Perhaps the time for open competition on chassis and engines has simply run its course. It is an integral part of the history of the sport. I'm going to miss it like hell...

Talking of the engineering challenge, Rosin adds: "Yeah, it's true that we need to prepare engineers and mechanics, but we also need to prepare drivers.

"In the last two or three years there has been too much emphasis on the technical side rather than working on drivers."

Prema arguably did more than any other operation to move in this direction on development and costs, but if not this team, it would almost certainly have been someone else any time soon...

At the opposite end of the scale from Prema is Euro F3's least-resourced team: Motopark. And team boss Timo Rumpfkeil - a handy F3 driver himself at the turn of the millennium - is also a supporter of the new regulations.

"For me it's a positive, I have to say," he says. "As far as I understand, it will follow the DNA of this car [on the proviso that Dallara wins the tender] - an efficient, high-downforce car, but with more power, which has been missing for a bit. And to take the DNA of this with the chance of cost control sounds good.

"What we have now is perfect to develop a driver, but the costs are borderline and it's expensive to run and labour-intensive. To keep the costs down in an open formula like we have today is probably not possible."

As well as chassis and engine, the task of promoting the F3 International series is to be put out to tender by the FIA, although pretty much everyone is expecting Formula 2 overlord Bruno Michel to be in charge.

Currently the F3 European championship is promoted by a subsidiary of the ITR under its flagship DTM, and ITR chairman Gerhard Berger told me: "We'll have to see, but I don't think so," when I asked if the organisation would be interested in the International series.

Berger added that his option to revive the old F3 Euro Series and outlined to Autosport in July, using the current generation of F3 cars, is unlikely to be pursued.

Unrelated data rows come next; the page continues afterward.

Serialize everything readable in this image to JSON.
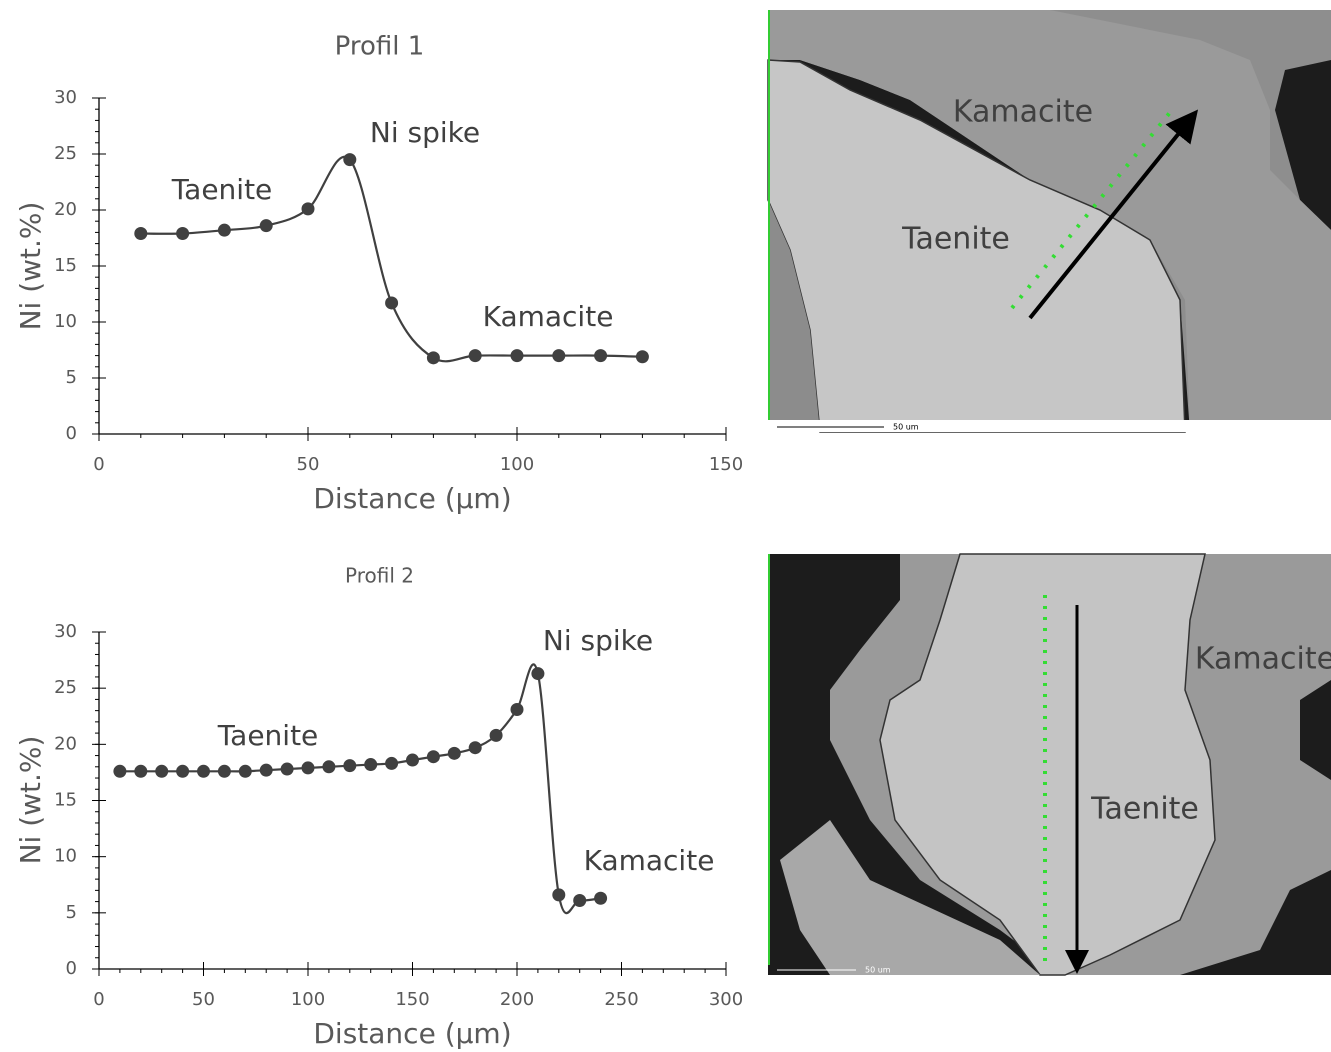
{
  "chart_data": [
    {
      "type": "line",
      "title": "Profil 1",
      "xlabel": "Distance (µm)",
      "ylabel": "Ni (wt.%)",
      "x": [
        10,
        20,
        30,
        40,
        50,
        60,
        70,
        80,
        90,
        100,
        110,
        120,
        130
      ],
      "series": [
        {
          "color": "#404040",
          "values": [
            17.9,
            17.9,
            18.2,
            18.6,
            20.1,
            24.5,
            11.7,
            6.8,
            7.0,
            7.0,
            7.0,
            7.0,
            6.9
          ]
        }
      ],
      "xlim": [
        0,
        150
      ],
      "ylim": [
        0,
        30
      ],
      "xticks": [
        0,
        50,
        100,
        150
      ],
      "yticks": [
        0,
        5,
        10,
        15,
        20,
        25,
        30
      ],
      "annotations": [
        "Taenite",
        "Ni spike",
        "Kamacite"
      ]
    },
    {
      "type": "line",
      "title": "Profil 2",
      "xlabel": "Distance (µm)",
      "ylabel": "Ni (wt.%)",
      "x": [
        10,
        20,
        30,
        40,
        50,
        60,
        70,
        80,
        90,
        100,
        110,
        120,
        130,
        140,
        150,
        160,
        170,
        180,
        190,
        200,
        210,
        220,
        230,
        240
      ],
      "series": [
        {
          "color": "#404040",
          "values": [
            17.6,
            17.6,
            17.6,
            17.6,
            17.6,
            17.6,
            17.6,
            17.7,
            17.8,
            17.9,
            18.0,
            18.1,
            18.2,
            18.3,
            18.6,
            18.9,
            19.2,
            19.7,
            20.8,
            23.1,
            26.3,
            6.6,
            6.1,
            6.3
          ]
        }
      ],
      "xlim": [
        0,
        300
      ],
      "ylim": [
        0,
        30
      ],
      "xticks": [
        0,
        50,
        100,
        150,
        200,
        250,
        300
      ],
      "yticks": [
        0,
        5,
        10,
        15,
        20,
        25,
        30
      ],
      "annotations": [
        "Taenite",
        "Ni spike",
        "Kamacite"
      ]
    }
  ],
  "images": [
    {
      "labels": [
        "Kamacite",
        "Taenite"
      ],
      "scale_bar": "50 um"
    },
    {
      "labels": [
        "Kamacite",
        "Taenite"
      ],
      "scale_bar": "50 um"
    }
  ]
}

"I said if the teams all want it, under these regulations, I am happy because you can collect what is here," he said. "But now it will be a different regulation and the teams were anyway not convinced [to carry on with the current cars].

"No problem. I would have done it, I would have focused on it, but for me it's fine - other things are more important [for example, the rather pressing subject of the future of the DTM]."

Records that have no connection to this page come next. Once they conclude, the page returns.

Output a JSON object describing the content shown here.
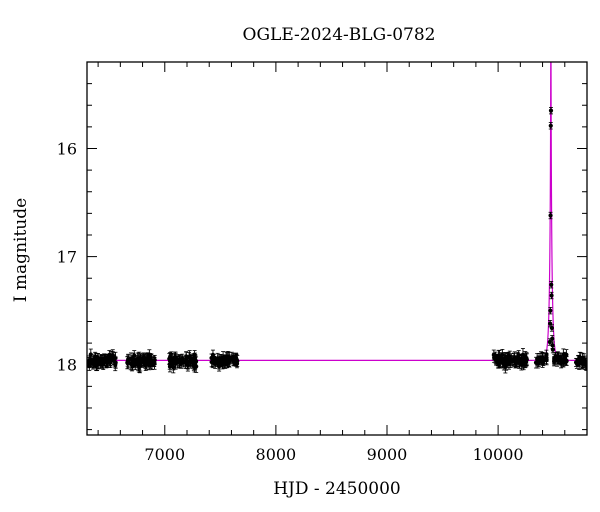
{
  "chart_data": {
    "type": "scatter",
    "title": "OGLE-2024-BLG-0782",
    "xlabel": "HJD - 2450000",
    "ylabel": "I magnitude",
    "xlim": [
      6300,
      10800
    ],
    "ylim": [
      18.65,
      15.2
    ],
    "y_inverted": true,
    "x_ticks": [
      7000,
      8000,
      9000,
      10000
    ],
    "x_tick_labels": [
      "7000",
      "8000",
      "9000",
      "10000"
    ],
    "y_ticks": [
      16,
      17,
      18
    ],
    "y_tick_labels": [
      "16",
      "17",
      "18"
    ],
    "grid": false,
    "baseline_mag": 17.96,
    "model": {
      "name": "",
      "color": "#cc00cc",
      "t0": 10475,
      "tE": 22,
      "u0": 0.055
    },
    "series": [
      {
        "name": "",
        "color": "#000000",
        "segments": [
          {
            "x_start": 6310,
            "x_end": 6560,
            "n": 70,
            "mean": 17.96,
            "scatter": 0.035,
            "err": 0.045
          },
          {
            "x_start": 6660,
            "x_end": 6910,
            "n": 60,
            "mean": 17.97,
            "scatter": 0.035,
            "err": 0.05
          },
          {
            "x_start": 7040,
            "x_end": 7290,
            "n": 55,
            "mean": 17.97,
            "scatter": 0.035,
            "err": 0.05
          },
          {
            "x_start": 7420,
            "x_end": 7660,
            "n": 55,
            "mean": 17.96,
            "scatter": 0.03,
            "err": 0.045
          },
          {
            "x_start": 9960,
            "x_end": 10260,
            "n": 70,
            "mean": 17.96,
            "scatter": 0.035,
            "err": 0.05
          },
          {
            "x_start": 10340,
            "x_end": 10440,
            "n": 20,
            "mean": 17.95,
            "scatter": 0.03,
            "err": 0.045
          },
          {
            "x_start": 10500,
            "x_end": 10620,
            "n": 25,
            "mean": 17.95,
            "scatter": 0.03,
            "err": 0.045
          },
          {
            "x_start": 10700,
            "x_end": 10800,
            "n": 18,
            "mean": 17.97,
            "scatter": 0.03,
            "err": 0.045
          }
        ],
        "event_points": [
          {
            "x": 10470,
            "y": 17.5
          },
          {
            "x": 10472,
            "y": 16.62
          },
          {
            "x": 10474,
            "y": 15.79
          },
          {
            "x": 10476,
            "y": 15.65
          },
          {
            "x": 10478,
            "y": 17.26
          },
          {
            "x": 10481,
            "y": 17.36
          },
          {
            "x": 10484,
            "y": 17.66
          },
          {
            "x": 10468,
            "y": 17.62
          },
          {
            "x": 10487,
            "y": 17.76
          },
          {
            "x": 10490,
            "y": 17.82
          },
          {
            "x": 10465,
            "y": 17.79
          },
          {
            "x": 10493,
            "y": 17.86
          }
        ]
      }
    ]
  }
}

Berger is a traditionalist, a guy who raced in the European F3 championship in 1983, and then in '84 with a Ralt RT3 taken to British championship glory the year before by Ayrton Senna, and he also was the architect of the revival of European F3 in 2012 in his then-role as president of the FIA Single Seater Commission. What does he think of the new rules?

"You know I am not so much in favour but times change. The people who are involved at the moment need to know what is the best. But I like F3 as it is, honestly."

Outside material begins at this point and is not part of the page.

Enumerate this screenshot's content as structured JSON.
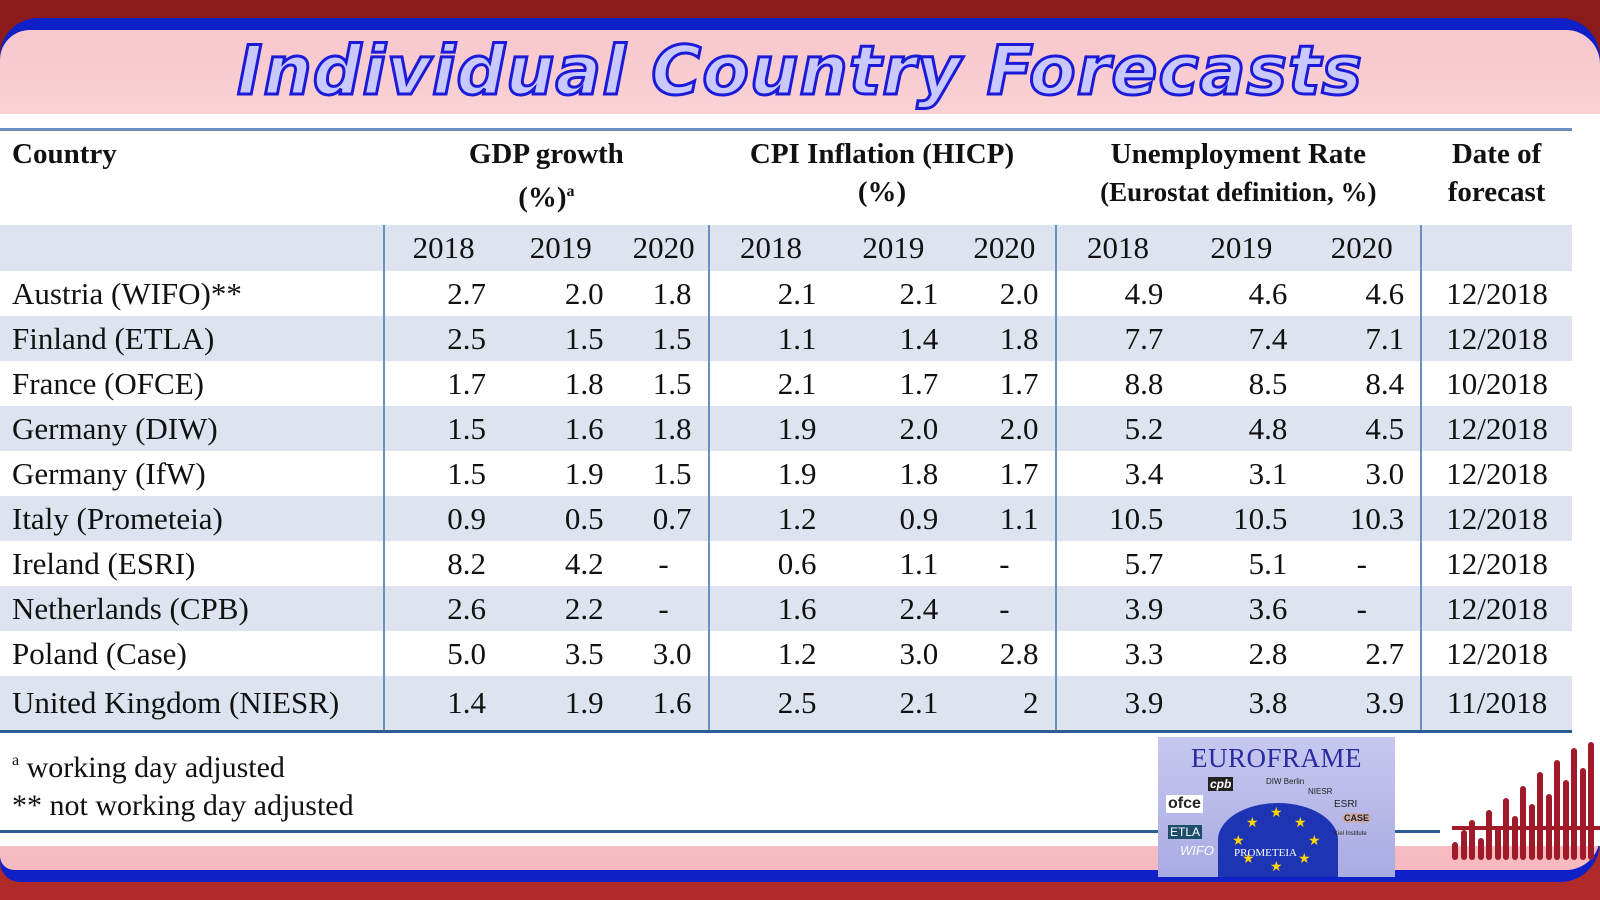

Don't we all? But perhaps the time for open competition on chassis and engines at this level of the sport has simply run its course. As a 10/11/12-year-old kid, I used to regularly watch the F1 stars of the future in F3, racing Marches, Chevrons, Ralts, the odd Argo - and Martinis when the top French talents came over to the UK.

Open-competition F3 is an integral part of the history of motorsport, from its earliest 500cc iteration unearthing stars such as Stirling Moss. I'm going to miss it like hell, as will a lot of people - even those who talk in an upbeat way about the new F3's future.

But at a time when the very sustainability of the higher levels of motorsport is under threat, with manufacturers pulling out of established series due to the diversions of marketing pushes into the electric market, is it really that big a deal?

In a world where uncertainties over the financial climate are putting an ever-greater squeeze on the sport, and the world's most dangerous, deluded despot worries us all over his standoff with Kim Jong Un, F3's path to a single-make future perhaps isn't the most pressing of concerns. And the change could even save it.